Interviews

Tried and tested

Cyril Voisin, Executive Security Advisor, Enterprise Cybersecurity Group, Microsoft MEA and Paula Januszkiewicz, CEO and Security Consultant, CQURE, sat down with Security Advisor ME and discussed how conducting vulnerability scans can help organisations defend against the increasing number of data breaches in today’s digital world.

What is penetration testing and how can organisations benefit from it?

Paula Januszkiewicz, CQURE

Paula Januszkiewicz (PJ): A penetration test or ‘pen test’ is a simulated attack on a system or network to exploit its vulnerabilities and determine ways to reinforce the organisation’s defences. It is typically conducted by a person within the firm’s security team or by an external consultant such as myself. It has two main objectives: first, is to find out which elements within your systems need to be updated; and secondly, identify the misconfigurations that could lead to potential breaches in the future.

This process is necessary because in today’s growing digital environment, IT professionals are often expected to innovate in a fast-paced manner and they tend to make mistakes. The most pressing issues that companies face are typically caused by misconfigurations. However, it needs to be very detailed for enterprises to fully realise its benefits. It is important to note that any discovery, no matter the size, is helpful. In fact, the more problems a penetration test can detect the better. Because exposing these vulnerabilities will, of course, enable organisations to strengthen the security of their IT infrastructure.

Cyril Voisin, Microsoft

Cyril Voisin (CV): The way I see it, penetration tests give organisations an outsider’s perspective. Our goal is to provide security teams with fresh eyes and give them an idea on what they might be missing and how they can fix that.
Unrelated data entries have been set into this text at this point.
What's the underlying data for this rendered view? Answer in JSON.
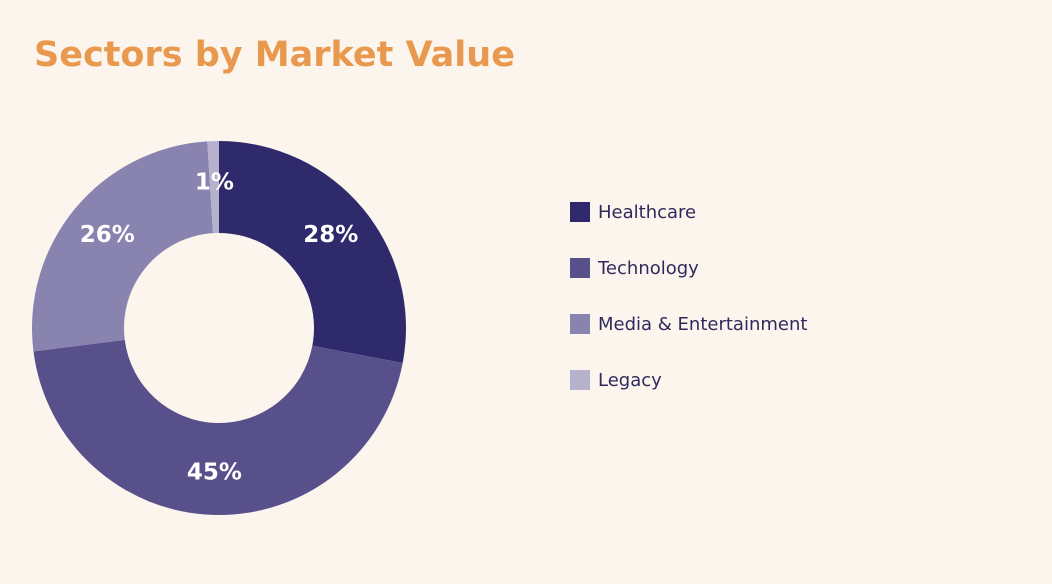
{
  "chart_data": {
    "type": "donut",
    "title": "Sectors by Market Value",
    "categories": [
      "Healthcare",
      "Technology",
      "Media & Entertainment",
      "Legacy"
    ],
    "values": [
      28,
      45,
      26,
      1
    ],
    "value_labels": [
      "28%",
      "45%",
      "26%",
      "1%"
    ],
    "colors": [
      "#2f2a6c",
      "#57508a",
      "#8983b0",
      "#b6b2ce"
    ],
    "legend": "right"
  }
}
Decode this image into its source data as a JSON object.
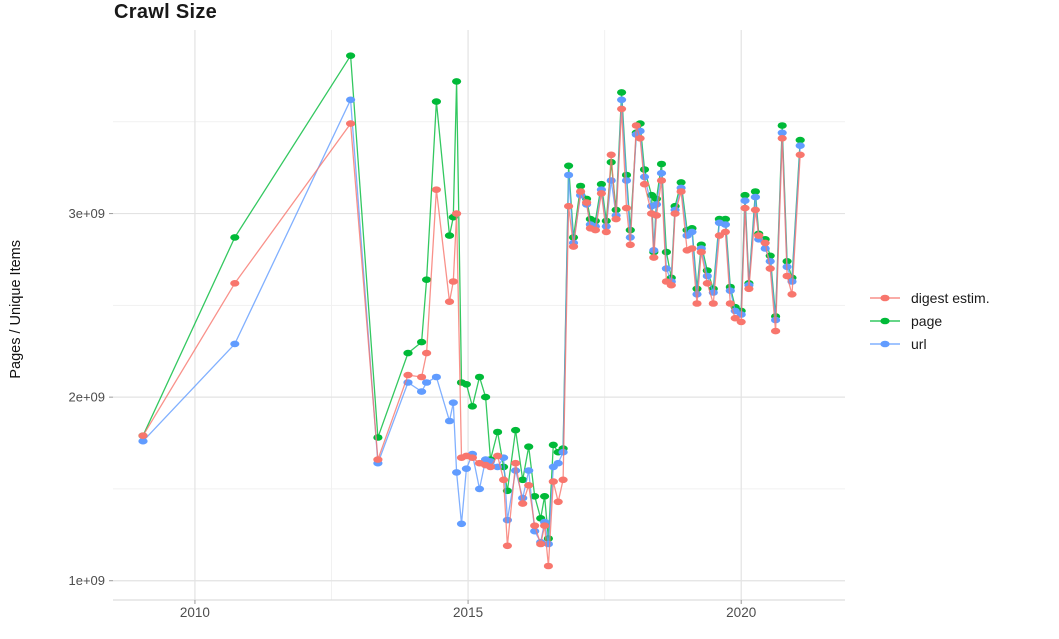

Security teams are, of course, working towards to ensure the resiliency of their organisation’s network defences. And, when there’s nothing happening and everything is going smoothly that’s usually a good sign that your security systems are doing what you need them to do. However, the thing with security is sometimes you think you’re doing too much until something happens and you realise that you weren’t doing enough. As for Microsoft, this is one way we can support our customers. They can come to us if they need to re-assess their security systems and through the help of Paula and her team we can help them carry out a pen test. Through these tests, we can identify various ways an attacker can potentially infiltrate your network. After doing so, we will come up with suggestions as to which system, process and/activity should be improved or changed.

Do you think companies here in the Middle East region are aware of the importance of doing a penetration test?

PJ: They definitely are. However, security is a subject that has evolved rapidly over the last few years and it will continue to do so. Now, while a significant number of organisations here in the region are already conducting penetration tests, I believe that we should do more to increase this number. What I have been seeing today is that a lot of companies opt to integrate multiple tools and solutions into their systems as they think that that’s the best approach. While that may be advantageous to some extent, these solutions if not configured properly can do more harm than good. That is why penetration testing is essential – systems and application get updates, which changes the inter-dependencies of the different solutions and that makes your IT systems vulnerable.

Some say that people are the ‘weakest link’ when it comes to security. Do you agree?

PJ: No, I believe that this notion has been invented by companies who don’t know how to properly deal with security. In my opinion, businesses should make sure that each and every one within their organisations is not ‘weak.’ That’s the idea that enterprises should keep in mind when designing security.

CV: From our perspective, I believe that we should make it a point that everyone is involved when discussing security. We can teach and show them all they need to know but if they don’t change their bad security habits then it will be useless. So, we should make sure that everyone’s on the same page in implementing our security strategies.

What is the impact of cloud and Internet of Things (IoT) technologies on an organisation’s security posture?

CV: IoT technologies have been making really big strides here in the region, especially in the UAE where we have Dubai’s Smart City initiative. Soon, everything will be connected everywhere from smartphones to smart cars to smart buildings. These devices will be communicating with each other, exchanging data and learning from end-users and from one another. However, we believe that even with all of the developments that are being done in the market today, the IoT space is still at a nascent stage. It is still not a priority for most security professionals today, and that is quite concerning considering the increasing number of innovations being made in this segment.

Now, when it comes to cloud, there’s this long-running notion that when your data is on the cloud it will become more exposed to threats as opposed to hosting it on-premise.

To put it into perspective, let’s say you’re travelling from one country to another. Let’s say using on-premise technologies is like travelling in your car. You’ll get to choose which car you want, which route to take, when to leave, and where to make stops. But, it will take a very long time and there are a lot of potential threats along the road.

Meanwhile, if you get on a plane not everything is controlled by you, but you know that the pilot is an expert at what he does and he will get you to where you want to go safely. That’s similar to cloud technologies; you get to choose a solutions provider and an integration partner and let them manage your systems for you. And, if you choose the right partners you won’t only save time, storage and money, but you can also be assured that your data is secured.